In 2005, my then-girlfriend and I began looking into buying a home together.

We found the process of applying for a loan to be surprisingly pleasant. It was not at all what we had been cautioned to expect, and we discovered that we easily qualified for the loan we needed on the house we were looking at.

At the time, we thought nothing of being “creative” with our income statements on the loan docs. As our Realtor, and even the loan officer, said, everyone does it. Of course, we all know where that eventually led.

Fast-forward a dozen years, and we’re still in our home, although we had to take advantage of the government’s HARP program to make that possible. And the amount we lost in the value of our house in the 2008 financial crisis is something neither of us wants to contemplate.

These days, first-time homebuyers are faced with a far more rigorous landscape when shopping for a mortgage. And it can be even worse for the would-be homeowners out there with credit issues.

Since the financial crisis of a decade ago, banks and lending institutions have stepped up their scrutiny of new homebuyers. Credit reports are gone over with a fine-toothed comb, and that magic number — your credit score — is more important than ever. So, what are prospective first-time homebuyers to do in this environment?

To find out more about their options, we recently reached out to a seasoned mortgage originator who has seen the industry through good times and bad. Craig Berry has nearly 20 years of experience in the mortgage industry and currently runs the Acworth, Georgia, branch for Acopia Home Loans.

Collage of the Acopia Home Loans Logo and a Portrait of Craig Berry, Loan Originator for Acopia Home Loans

Craig Berry, Loan Originator for Acopia Home Loans, told us about how mortgage experts can often work with prospective homebuyers to improve their credit and eligibility for a loan.

“When people have credit challenges, what I tend to do is to get granular and try to figure out why their credit score is the way it is,” Berry said. “For example, two people might have a 600 credit score, and I can get a loan for one of them but not the other. The reason may be a bankruptcy or a foreclosure in the recent past, and the mortgage companies just don’t want that risk.”

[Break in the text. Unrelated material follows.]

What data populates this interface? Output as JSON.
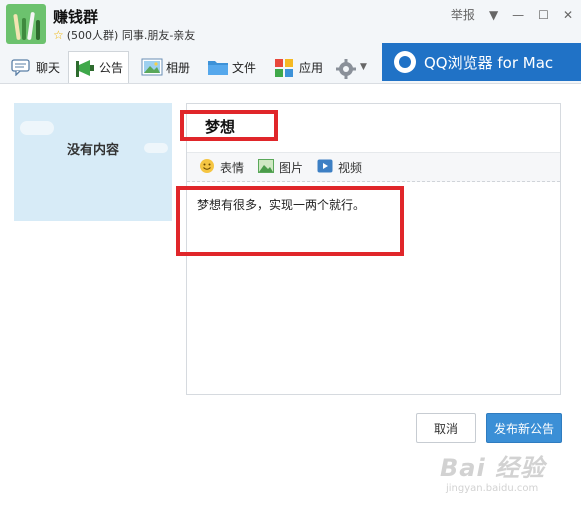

He went on to explain that, a decade ago, the mortgage companies had no problem selling their loans to investors and getting them off the books, so quality was less important. They bundled subprime loans with other higher quality loans to be sold as a package. These days, of course, things are very different.

The Days of ‘Liar Loans’ are Long Gone

During the run-up to the financial crisis, mortgages were often approved without requiring proof of the borrower’s income or assets. These so-called ‘liar loans’ were often encouraged by lenders who wanted to approve more loans to feed the investor pipeline. By 2008, these practices had resulted in nearly $500 billion in mortgage defaults.

While it is incumbent upon each of us to make sure we can afford the mortgage we’re applying for, the programs that lenders had in place at the time made it seem as if anyone could buy a home. Interest-only and option-ARM loans made payments affordable — for a time. And if you couldn’t afford the down payment, there were ways around that, too.

This is the backdrop for today’s heightened scrutiny of homebuyers and is a big reason why new buyers are finding the approval process difficult.

“Back before the collapse of the housing market a decade or so ago, there were a lot of programs to get first-time homebuyers qualified for mortgages,” Berry said. “Many of them were simply based on the credit score of an individual and had very little to do with whether or not they could afford the mortgage. Literally, almost anybody could get a loan — but, of course, all of that has changed.”

The focus by banks and lenders now is more about making sure people can afford the mortgage they’re applying for. And that’s where experts like Berry come in, helping first-time homebuyers — even those with past credit missteps — qualify for a mortgage they’ll be able to afford in the long run.

Why Your Credit Score Isn’t Always What It Seems

Most consumers understand that their credit score is a representation of their creditworthiness and helps a lender determine how likely they are to pay back their loan in full and on time. Since the FICO credit scoring model is so widely used and accepted, lenders rely on this number as a benchmark for practically all of the loans they make. But there are some nuances to credit scores that require a little explanation to understand their full impact.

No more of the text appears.